Energiewende: Prototyp eines Wellenkraftwerks in Kiel getauft

Stand: 10.05.2023 16:41 Uhr

Rund drei Jahre lang haben Forscher der FH Kiel an der Entwicklung des Prototyps eines Wellenkraftwerks gearbeitet. Auszubildende von German Naval Yards und ThyssenKrupp Marine Systems bauten es dann. Am Dienstag fand die Taufe statt.

von Karen Jahn

Mit Getöse zerplatzt die Flasche Sekt, mit der Julia Körner, stellvertretende Hauptgeschäftsführerin der IHK zu Kiel, den zwölf Meter hohen Prototypen des Wellenkraftwerks auf dem Gelände von German Naval Yards auf den Namen "Aurelia Wino" tauft. Danach sehen rund hundert geladene Gäste aus Wirtschaft, Forschung und Politik gespannt zu, wie ein Kran den etwa acht Tonnen schweren Koloss in das Hafenbecken setzt. Dort soll das Kraftwerk in den nächsten Wochen weiteren Funktionstests unterzogen werden.

Energiewende mit der Kraft des Meeres

Eine Nahaufnahme des neuen Wellenkraftwerkes © NDR Foto: Karen Jahn
Die Kraft des Meeres nutzen: Eine neuartige Konstruktion soll die Bewegung der Wellen in elektrische Energie umwandeln.

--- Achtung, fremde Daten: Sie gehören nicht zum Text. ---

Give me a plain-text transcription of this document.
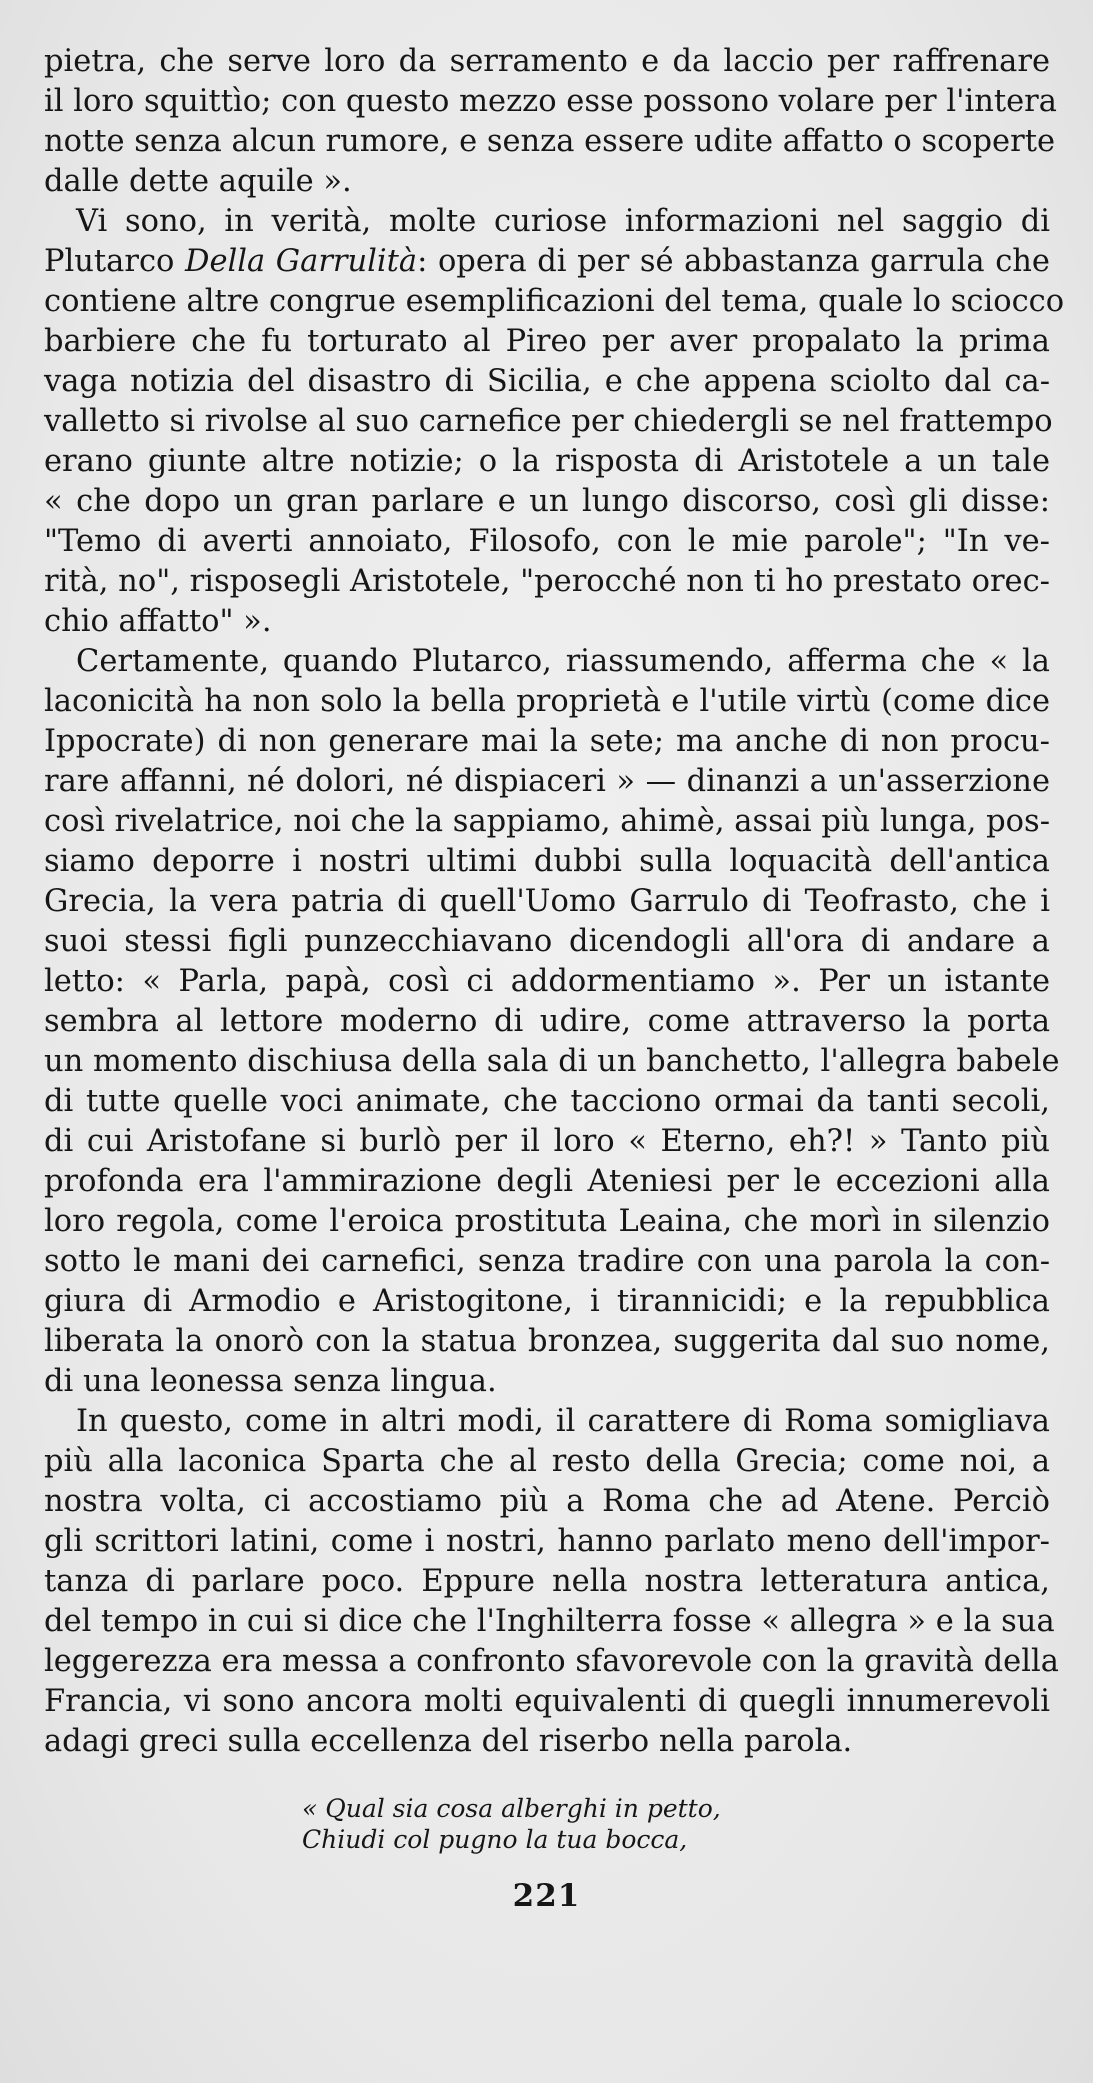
pietra, che serve loro da serramento e da laccio per raffrenare
il loro squittìo; con questo mezzo esse possono volare per l'intera
notte senza alcun rumore, e senza essere udite affatto o scoperte
dalle dette aquile ».
Vi sono, in verità, molte curiose informazioni nel saggio di
Plutarco Della Garrulità: opera di per sé abbastanza garrula che
contiene altre congrue esemplificazioni del tema, quale lo sciocco
barbiere che fu torturato al Pireo per aver propalato la prima
vaga notizia del disastro di Sicilia, e che appena sciolto dal ca-
valletto si rivolse al suo carnefice per chiedergli se nel frattempo
erano giunte altre notizie; o la risposta di Aristotele a un tale
« che dopo un gran parlare e un lungo discorso, così gli disse:
"Temo di averti annoiato, Filosofo, con le mie parole"; "In ve-
rità, no", risposegli Aristotele, "perocché non ti ho prestato orec-
chio affatto" ».
Certamente, quando Plutarco, riassumendo, afferma che « la
laconicità ha non solo la bella proprietà e l'utile virtù (come dice
Ippocrate) di non generare mai la sete; ma anche di non procu-
rare affanni, né dolori, né dispiaceri » — dinanzi a un'asserzione
così rivelatrice, noi che la sappiamo, ahimè, assai più lunga, pos-
siamo deporre i nostri ultimi dubbi sulla loquacità dell'antica
Grecia, la vera patria di quell'Uomo Garrulo di Teofrasto, che i
suoi stessi figli punzecchiavano dicendogli all'ora di andare a
letto: « Parla, papà, così ci addormentiamo ». Per un istante
sembra al lettore moderno di udire, come attraverso la porta
un momento dischiusa della sala di un banchetto, l'allegra babele
di tutte quelle voci animate, che tacciono ormai da tanti secoli,
di cui Aristofane si burlò per il loro « Eterno, eh?! » Tanto più
profonda era l'ammirazione degli Ateniesi per le eccezioni alla
loro regola, come l'eroica prostituta Leaina, che morì in silenzio
sotto le mani dei carnefici, senza tradire con una parola la con-
giura di Armodio e Aristogitone, i tirannicidi; e la repubblica
liberata la onorò con la statua bronzea, suggerita dal suo nome,
di una leonessa senza lingua.
In questo, come in altri modi, il carattere di Roma somigliava
più alla laconica Sparta che al resto della Grecia; come noi, a
nostra volta, ci accostiamo più a Roma che ad Atene. Perciò
gli scrittori latini, come i nostri, hanno parlato meno dell'impor-
tanza di parlare poco. Eppure nella nostra letteratura antica,
del tempo in cui si dice che l'Inghilterra fosse « allegra » e la sua
leggerezza era messa a confronto sfavorevole con la gravità della
Francia, vi sono ancora molti equivalenti di quegli innumerevoli
adagi greci sulla eccellenza del riserbo nella parola.
« Qual sia cosa alberghi in petto,
Chiudi col pugno la tua bocca,
221
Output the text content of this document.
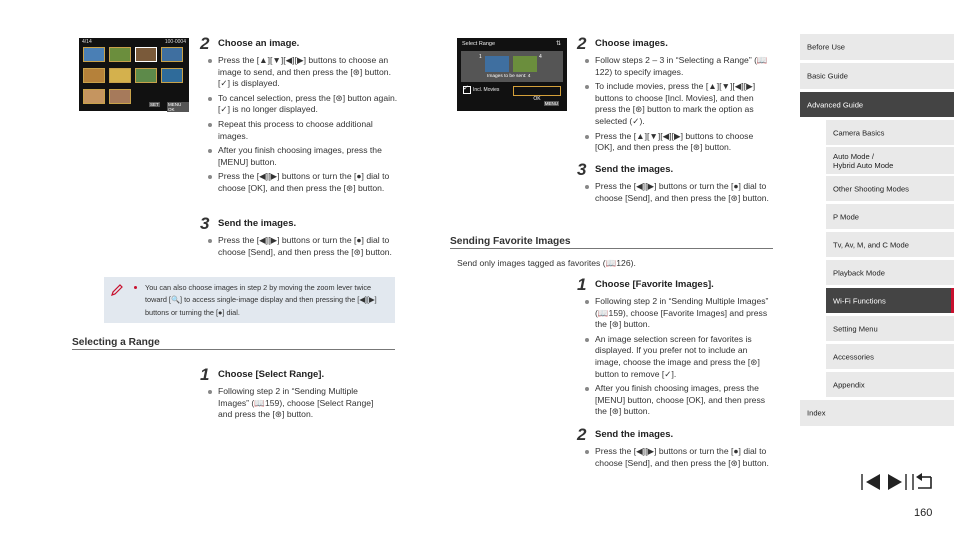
4/14	100-0004
SET MENU OK
2 Choose an image.
Press the [▲][▼][◀][▶] buttons to choose an image to send, and then press the [⊛] button. [✓] is displayed.
To cancel selection, press the [⊛] button again. [✓] is no longer displayed.
Repeat this process to choose additional images.
After you finish choosing images, press the [MENU] button.
Press the [◀][▶] buttons or turn the [●] dial to choose [OK], and then press the [⊛] button.
3 Send the images.
Press the [◀][▶] buttons or turn the [●] dial to choose [Send], and then press the [⊛] button.
You can also choose images in step 2 by moving the zoom lever twice toward [🔍] to access single-image display and then pressing the [◀][▶] buttons or turning the [●] dial.
Selecting a Range
1 Choose [Select Range].
Following step 2 in “Sending Multiple Images” (📖159), choose [Select Range] and press the [⊛] button.
Select Range	⇅
1	4
Images to be sent: 4
✓ Incl. Movies
OK
MENU
2 Choose images.
Follow steps 2 – 3 in “Selecting a Range” (📖122) to specify images.
To include movies, press the [▲][▼][◀][▶] buttons to choose [Incl. Movies], and then press the [⊛] button to mark the option as selected (✓).
Press the [▲][▼][◀][▶] buttons to choose [OK], and then press the [⊛] button.
3 Send the images.
Press the [◀][▶] buttons or turn the [●] dial to choose [Send], and then press the [⊛] button.
Sending Favorite Images
Send only images tagged as favorites (📖126).
1 Choose [Favorite Images].
Following step 2 in “Sending Multiple Images” (📖159), choose [Favorite Images] and press the [⊛] button.
An image selection screen for favorites is displayed. If you prefer not to include an image, choose the image and press the [⊛] button to remove [✓].
After you finish choosing images, press the [MENU] button, choose [OK], and then press the [⊛] button.
2 Send the images.
Press the [◀][▶] buttons or turn the [●] dial to choose [Send], and then press the [⊛] button.
Before Use
Basic Guide
Advanced Guide
Camera Basics
Auto Mode /
Hybrid Auto Mode
Other Shooting Modes
P Mode
Tv, Av, M, and C Mode
Playback Mode
Wi-Fi Functions
Setting Menu
Accessories
Appendix
Index
160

Es ist ein ganz besonderer Tag für Projektleiter Christian Keindorf, Professor für Offshore Anlagentechnik an der Fachochschule Kiel. Er und sein Forscherteam, neben dem wissenschaftlichen Mitarbeiter Andreas Glaß waren auch Studenten beteiligt, haben rund drei Jahre lang an der Entwicklung des Wellenkraftwerks gearbeitet. Das Ziel: Die Energiewende mithilfe der Kraft des Meeres voranbringen. Die Kieler Erfindung nutzt das Energiepotenzial von Wellen, indem ein Schwimmkörper eine vertikale Bewegung relativ zu einer Stab-Boje durchführt. "Durch diese Bewegung wird eine Hubstange angetrieben, an der zwei Linear-Generatoren montiert sind. Die Generatoren werden durch ein Magnetfeld hindurchgeführt und erzeugen elektrische Energie", erklärt Christian Keindorf. "Vereinfacht kann man das mit dem Prinzip eines Fahrraddynamos vergleichen, nur eben mit der Auf-und-ab-Bewegung der Wellen."

Bau als tolles Projekt für Azubis

Mit insgesamt rund 533.000 Euro haben Land und EU das Vorhaben gefördert, an dem neben dem FH-Forscherteam auch 28 Auszubildende der German Naval Yards und ThyssenKrupp Marine Systems beteiligt waren. Mit Unterstützung der Ausbildungsleiter und Berufsschullehrer durfte der Nachwuchs den Prototypen des Wellenkraftwerks bauen. Fünf Monate dauerte das. "Für die Azubis war das eine tolle Sache, sie durften das komplette Projekt von der Planung über Materialbestellung und Koordinierung der verschiedenen Gewerke bis hin zur Fertigung betreuen", freut sich Klaus Kufalt, technischer Direktor bei German Naval Yards.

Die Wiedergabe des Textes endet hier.